Because a high resistance per unit area is generally desired for a thin film resistor, the thickness of a thin film resistor is usually very thin. For example, a thin film resistor may have a thickness from seventy five Ångstroms (75 Å) to one hundred Ångstroms (100 Å). This thickness range may also be expressed as a range from seven and one half nanometers (7.5 mm) to ten nanometers (10.0 nm).
The requirement that a thin film resistor be very thin presents manufacturing problems. During the manufacturing process it may be very difficult to accurately control the thickness of a thin film resistor. The deposition rate of a thin film resistor is relatively high. Any slight variation in the deposition rate will change the thickness of the thin film resistor and affect the value of the resistance of the thin film resistor. Variation in the resistance of the thin film resistors in a semiconductor circuit causes inferior integrated circuit device performance, leading to low yields, increased scrap, and lost market opportunities.
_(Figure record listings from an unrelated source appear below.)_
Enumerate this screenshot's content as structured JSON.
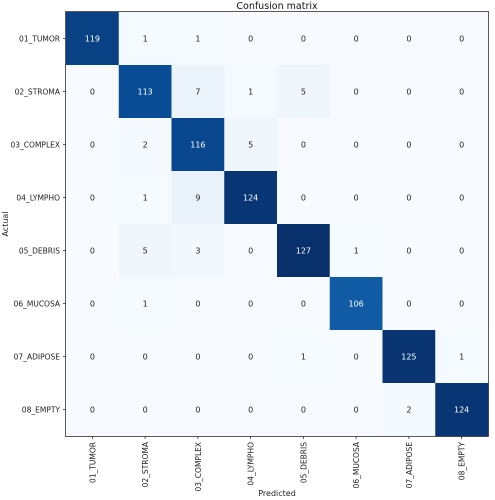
{
  "chart_data": {
    "type": "heatmap",
    "title": "Confusion matrix",
    "xlabel": "Predicted",
    "ylabel": "Actual",
    "categories": [
      "01_TUMOR",
      "02_STROMA",
      "03_COMPLEX",
      "04_LYMPHO",
      "05_DEBRIS",
      "06_MUCOSA",
      "07_ADIPOSE",
      "08_EMPTY"
    ],
    "matrix": [
      [
        119,
        1,
        1,
        0,
        0,
        0,
        0,
        0
      ],
      [
        0,
        113,
        7,
        1,
        5,
        0,
        0,
        0
      ],
      [
        0,
        2,
        116,
        5,
        0,
        0,
        0,
        0
      ],
      [
        0,
        1,
        9,
        124,
        0,
        0,
        0,
        0
      ],
      [
        0,
        5,
        3,
        0,
        127,
        1,
        0,
        0
      ],
      [
        0,
        1,
        0,
        0,
        0,
        106,
        0,
        0
      ],
      [
        0,
        0,
        0,
        0,
        1,
        0,
        125,
        1
      ],
      [
        0,
        0,
        0,
        0,
        0,
        0,
        2,
        124
      ]
    ],
    "vmin": 0,
    "vmax": 127,
    "colormap": "Blues",
    "grid": false
  }
}
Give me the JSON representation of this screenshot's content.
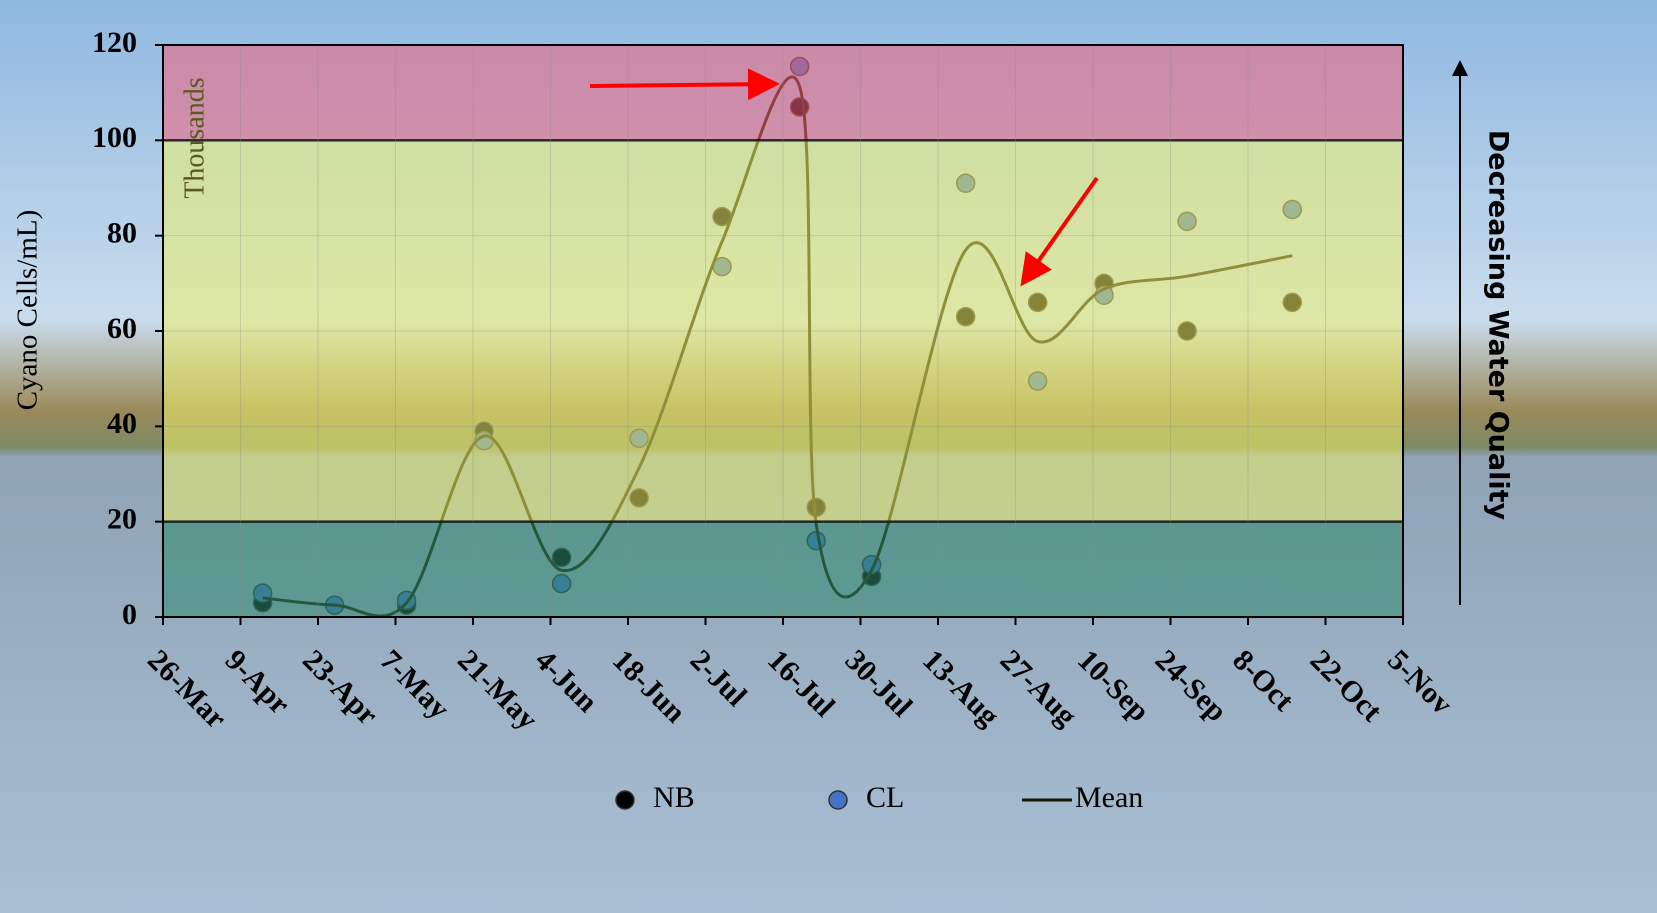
{
  "chart_data": {
    "type": "scatter",
    "y_label": "Cyano Cells/mL)",
    "y_unit_note": "Thousands",
    "right_annotation": "Decreasing Water Quality",
    "xlim": [
      "26-Mar",
      "5-Nov"
    ],
    "xticks": [
      "26-Mar",
      "9-Apr",
      "23-Apr",
      "7-May",
      "21-May",
      "4-Jun",
      "18-Jun",
      "2-Jul",
      "16-Jul",
      "30-Jul",
      "13-Aug",
      "27-Aug",
      "10-Sep",
      "24-Sep",
      "8-Oct",
      "22-Oct",
      "5-Nov"
    ],
    "ylim": [
      0,
      120
    ],
    "yticks": [
      0,
      20,
      40,
      60,
      80,
      100,
      120
    ],
    "grid": true,
    "bands": [
      {
        "from": 100,
        "to": 120,
        "color": "#f2607a"
      },
      {
        "from": 20,
        "to": 100,
        "color": "#eef06a"
      },
      {
        "from": 0,
        "to": 20,
        "color": "#2e8a6e"
      }
    ],
    "series": [
      {
        "name": "NB",
        "kind": "points",
        "color": "#000000",
        "x": [
          "13-Apr",
          "9-May",
          "23-May",
          "6-Jun",
          "20-Jun",
          "5-Jul",
          "19-Jul",
          "22-Jul",
          "1-Aug",
          "18-Aug",
          "31-Aug",
          "12-Sep",
          "27-Sep",
          "16-Oct"
        ],
        "values": [
          3,
          2.5,
          39,
          12.5,
          25,
          84,
          107,
          23,
          8.5,
          63,
          66,
          70,
          60,
          66
        ]
      },
      {
        "name": "CL",
        "kind": "points",
        "color": "#4472c4",
        "x": [
          "13-Apr",
          "26-Apr",
          "9-May",
          "23-May",
          "6-Jun",
          "20-Jun",
          "5-Jul",
          "19-Jul",
          "22-Jul",
          "1-Aug",
          "18-Aug",
          "31-Aug",
          "12-Sep",
          "27-Sep",
          "16-Oct"
        ],
        "values": [
          5,
          2.5,
          3.5,
          37,
          7,
          37.5,
          73.5,
          115.5,
          16,
          11,
          91,
          49.5,
          67.5,
          83,
          85.5
        ]
      },
      {
        "name": "Mean",
        "kind": "line",
        "color": "#1a1a00",
        "x": [
          "13-Apr",
          "26-Apr",
          "9-May",
          "23-May",
          "6-Jun",
          "20-Jun",
          "5-Jul",
          "19-Jul",
          "22-Jul",
          "1-Aug",
          "18-Aug",
          "31-Aug",
          "12-Sep",
          "27-Sep",
          "16-Oct"
        ],
        "values": [
          4,
          2.5,
          3,
          38,
          9.8,
          31.3,
          78.8,
          111.3,
          19.5,
          9.8,
          77,
          57.8,
          68.8,
          71.5,
          75.8
        ]
      }
    ]
  }
}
Therefore, it would be desirable to have a method to adjust the value of resistance of a thin film resistor after the thin film resistor has been manufactured. One prior art method for adjusting the value of resistance of a thin film resistor employs thermal cycles. However, the use of thermal cycles is not always practical. One problem is that a thermal cycle is not self limiting. It is possible that the thermal cycle method may introduce more variation in the resistance of a thin film resistor than it eliminates.
Therefore, there is a need in the art for an efficient system and method for adjusting a value of resistance of a thin film resistor after the thin film resistor has been deposited in a semiconductor manufacturing process.